Still, wanting to be a “healthy couple”, you both rely on bland, unsatisfying takeout to ensure you can at least sit down together 3-4 nights a week. Most of those nights you both are totally exhausted and barely able to hold a conversation, but doesn’t matter, because the important thing is your doing what the advice columns said of sitting together 3-4 nights a week…right? 

Doesn’t matter if one of you really prefers to not do a pizza night anymore. The important thing is to do it because it’s a way to “keep it fun”…right?

Doesn’t matter that we’re measuring the quality of your relationship on random, predetermined requirements that you may or may suit your current relationship’s needs, values, or preferences…right?

Doesn’t matter that your relationship likely has a whole host of unique ways in which you bond weekly (laughing together, cuddling, other forms of intimicy, playing games, exercising, reading together, etc.) but haven’t been recognized or praised…right?

Right?

No.

Not right.

Let’s stop the madness and start finding what works for you!

“So, there’s hope for me/us?”

There’s always hope.

I know it’s a big leap of faith to trust that behind your struggles are opportunities.

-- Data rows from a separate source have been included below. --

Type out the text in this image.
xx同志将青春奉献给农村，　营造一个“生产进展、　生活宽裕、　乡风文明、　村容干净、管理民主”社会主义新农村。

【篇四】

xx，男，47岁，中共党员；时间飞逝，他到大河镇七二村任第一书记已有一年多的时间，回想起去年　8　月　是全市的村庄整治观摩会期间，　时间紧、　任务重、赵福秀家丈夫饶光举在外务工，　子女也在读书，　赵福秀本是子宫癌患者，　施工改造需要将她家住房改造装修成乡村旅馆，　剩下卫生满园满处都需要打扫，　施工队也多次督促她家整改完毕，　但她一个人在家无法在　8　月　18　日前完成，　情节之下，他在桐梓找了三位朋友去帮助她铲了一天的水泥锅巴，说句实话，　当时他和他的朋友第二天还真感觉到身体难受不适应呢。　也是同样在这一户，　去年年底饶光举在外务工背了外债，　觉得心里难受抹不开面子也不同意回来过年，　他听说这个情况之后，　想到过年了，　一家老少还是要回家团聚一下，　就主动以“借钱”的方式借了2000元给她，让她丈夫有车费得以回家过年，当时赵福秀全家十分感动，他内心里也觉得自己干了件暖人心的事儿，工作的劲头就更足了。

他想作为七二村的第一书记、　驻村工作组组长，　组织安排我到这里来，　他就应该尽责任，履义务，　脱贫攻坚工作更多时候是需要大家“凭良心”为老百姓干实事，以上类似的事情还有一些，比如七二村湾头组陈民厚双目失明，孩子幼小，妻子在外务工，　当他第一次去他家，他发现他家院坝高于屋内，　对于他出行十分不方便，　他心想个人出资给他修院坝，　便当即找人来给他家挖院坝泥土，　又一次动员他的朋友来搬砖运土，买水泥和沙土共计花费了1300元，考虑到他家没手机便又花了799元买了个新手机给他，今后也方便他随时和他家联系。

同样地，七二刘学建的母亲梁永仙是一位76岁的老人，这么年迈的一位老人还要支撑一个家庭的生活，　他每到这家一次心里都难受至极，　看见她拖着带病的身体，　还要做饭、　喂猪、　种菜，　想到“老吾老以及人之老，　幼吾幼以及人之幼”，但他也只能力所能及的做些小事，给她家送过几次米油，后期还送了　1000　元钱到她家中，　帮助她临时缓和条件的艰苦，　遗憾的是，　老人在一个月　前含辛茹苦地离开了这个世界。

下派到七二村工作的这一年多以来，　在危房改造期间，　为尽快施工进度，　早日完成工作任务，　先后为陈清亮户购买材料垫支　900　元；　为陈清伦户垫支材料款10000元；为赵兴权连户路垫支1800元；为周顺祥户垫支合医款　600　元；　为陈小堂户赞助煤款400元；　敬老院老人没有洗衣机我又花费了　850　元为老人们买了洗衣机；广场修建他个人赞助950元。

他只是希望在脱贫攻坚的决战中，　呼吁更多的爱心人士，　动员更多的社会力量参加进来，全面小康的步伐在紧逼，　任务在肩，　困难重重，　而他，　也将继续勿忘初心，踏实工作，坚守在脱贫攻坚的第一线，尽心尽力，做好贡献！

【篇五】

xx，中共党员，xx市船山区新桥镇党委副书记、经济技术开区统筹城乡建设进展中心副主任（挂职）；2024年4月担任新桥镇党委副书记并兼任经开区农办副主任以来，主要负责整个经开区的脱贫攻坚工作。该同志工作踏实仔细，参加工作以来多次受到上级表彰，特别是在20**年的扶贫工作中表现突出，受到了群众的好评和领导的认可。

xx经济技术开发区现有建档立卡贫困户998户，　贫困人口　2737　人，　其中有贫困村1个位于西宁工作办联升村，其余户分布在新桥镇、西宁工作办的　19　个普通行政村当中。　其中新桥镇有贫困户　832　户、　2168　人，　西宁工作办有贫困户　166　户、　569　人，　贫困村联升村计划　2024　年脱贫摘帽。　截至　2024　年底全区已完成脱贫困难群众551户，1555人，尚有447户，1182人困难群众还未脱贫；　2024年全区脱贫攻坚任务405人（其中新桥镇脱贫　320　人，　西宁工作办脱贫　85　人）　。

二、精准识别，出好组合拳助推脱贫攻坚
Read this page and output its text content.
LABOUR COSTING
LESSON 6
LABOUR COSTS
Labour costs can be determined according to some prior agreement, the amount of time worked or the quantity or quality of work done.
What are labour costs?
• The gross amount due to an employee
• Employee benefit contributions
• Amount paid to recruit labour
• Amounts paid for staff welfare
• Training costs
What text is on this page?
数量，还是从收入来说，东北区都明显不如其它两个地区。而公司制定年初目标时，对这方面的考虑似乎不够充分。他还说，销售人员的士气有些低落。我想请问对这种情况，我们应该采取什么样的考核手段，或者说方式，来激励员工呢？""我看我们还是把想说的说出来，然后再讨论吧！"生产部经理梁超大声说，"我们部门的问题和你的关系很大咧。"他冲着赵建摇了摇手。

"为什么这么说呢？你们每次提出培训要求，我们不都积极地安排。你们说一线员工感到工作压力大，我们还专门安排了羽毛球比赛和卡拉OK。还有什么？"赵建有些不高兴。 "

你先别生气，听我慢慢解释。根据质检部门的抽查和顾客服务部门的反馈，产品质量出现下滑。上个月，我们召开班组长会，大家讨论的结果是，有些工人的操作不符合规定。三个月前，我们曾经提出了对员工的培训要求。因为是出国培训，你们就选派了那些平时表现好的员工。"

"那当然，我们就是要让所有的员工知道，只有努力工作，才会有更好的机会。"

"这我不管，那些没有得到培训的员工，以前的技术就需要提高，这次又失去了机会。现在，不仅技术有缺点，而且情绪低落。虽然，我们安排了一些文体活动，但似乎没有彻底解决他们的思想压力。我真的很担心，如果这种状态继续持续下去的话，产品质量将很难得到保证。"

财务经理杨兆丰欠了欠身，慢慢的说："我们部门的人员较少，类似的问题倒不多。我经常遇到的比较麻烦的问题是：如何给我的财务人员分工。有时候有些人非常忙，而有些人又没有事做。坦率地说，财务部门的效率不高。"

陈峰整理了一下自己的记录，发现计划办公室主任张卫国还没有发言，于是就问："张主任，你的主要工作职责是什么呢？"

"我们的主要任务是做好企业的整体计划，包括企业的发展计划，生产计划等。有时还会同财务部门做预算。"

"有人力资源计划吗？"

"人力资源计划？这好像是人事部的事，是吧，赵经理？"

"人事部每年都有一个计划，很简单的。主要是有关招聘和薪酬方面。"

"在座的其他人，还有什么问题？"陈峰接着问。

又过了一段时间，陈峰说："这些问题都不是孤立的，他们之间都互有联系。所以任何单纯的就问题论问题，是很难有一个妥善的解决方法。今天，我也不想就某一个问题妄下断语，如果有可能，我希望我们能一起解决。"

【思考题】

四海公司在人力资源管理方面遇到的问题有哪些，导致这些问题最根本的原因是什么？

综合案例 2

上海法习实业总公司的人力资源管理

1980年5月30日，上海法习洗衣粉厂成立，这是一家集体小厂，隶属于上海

In therapy with me, (whether you’re a couple or an individual) I will help you identify your brakes and accelerators, the contexts in which they exist. And most importantly, understand the underlying processes that makes sex pleasurable for you.

I help couples and individuals:

  • Expand their definitions of sex and intimacy
  • Decrease sex and judgment around sex and intimacy and increase play and curiosity!
  • Gain communication tools and skills,
  • Increase the quantity of opportunities for sex & intimacy.
  • Improve the quality of sex & intimacy you are having.
  • And Ensure that you’re having the sex you want, not the sex you think you’re supposed to have.

“How do we start?”

You start by…

  • Accepting where you are now. 
  • Looking for the opportunities to grow in the now.
  • Acknowledging the challenges.
  • Accepting that “healthy” evolves. 
  • Acknowledging that no one can define healthy for you and and/or your partner.
  • Not equating happiness to perfection or random measures that do not equate to satisfaction or pleasure for you.

 

“What if I’m a little unsure of how to get the ball rolling, or I’m intimidated to get started?”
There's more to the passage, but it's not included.